Whatever the name, it is coming...the city has signs of it all over and you can feel it in the air. The origins of this time of year are complicated but very interesting. I imagine that my Mexican indigenous ancestors celebrated in the ways of old before the Spaniards came and tried to convert the pagans into Christians. For the most part, they did their job but many Mexicans in many parts of Mexico still hold on the the old ways. I still have relatives in Guadalajara that may create an alter with sugar skulls, bread, salt and wine for the dead that visit on the night of October 31st.
In our home we have created stripped down versions of the elaborate alters that they create in Mexico but we always include the basics; photos of the dead, food and libations for those that visit to taste and enjoy. I think it is good for the children to see that death is not something to fear but the ancestors, instead of fearing death, embraced it. They believed that life was a dream and that only in dying could you truly be awake.

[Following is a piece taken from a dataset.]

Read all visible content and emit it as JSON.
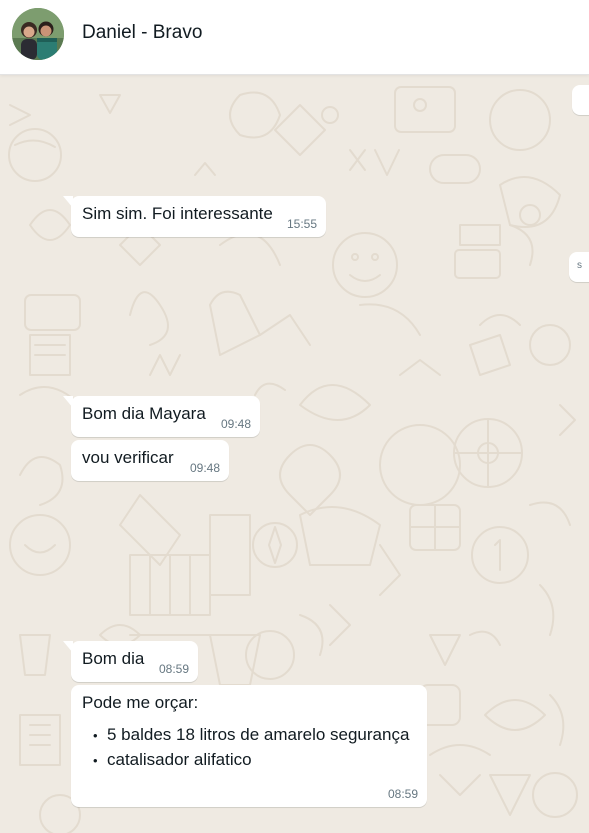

The Aztecs, celebrated a month long summer festival that was overseen by the goddess Mictecacihuatl, the Lady of the Dead. Pope Gregory IV moved the celebration for all the martyrs (later all saints) from May 13 to November 1 in 835. The night before became known as All Hallow’s Even or “holy evening.” Eventually the name was shortened to the current Halloween. On November 2, the Catholic Church celebrates All Souls Day.
From the other side of the family...
Celts also believed that on this eve the souls of the dead, which may have included ghosts, goblins, and witches, returned to the earth. In order to scare away these evil spirits, people would wear masks and light bonfires.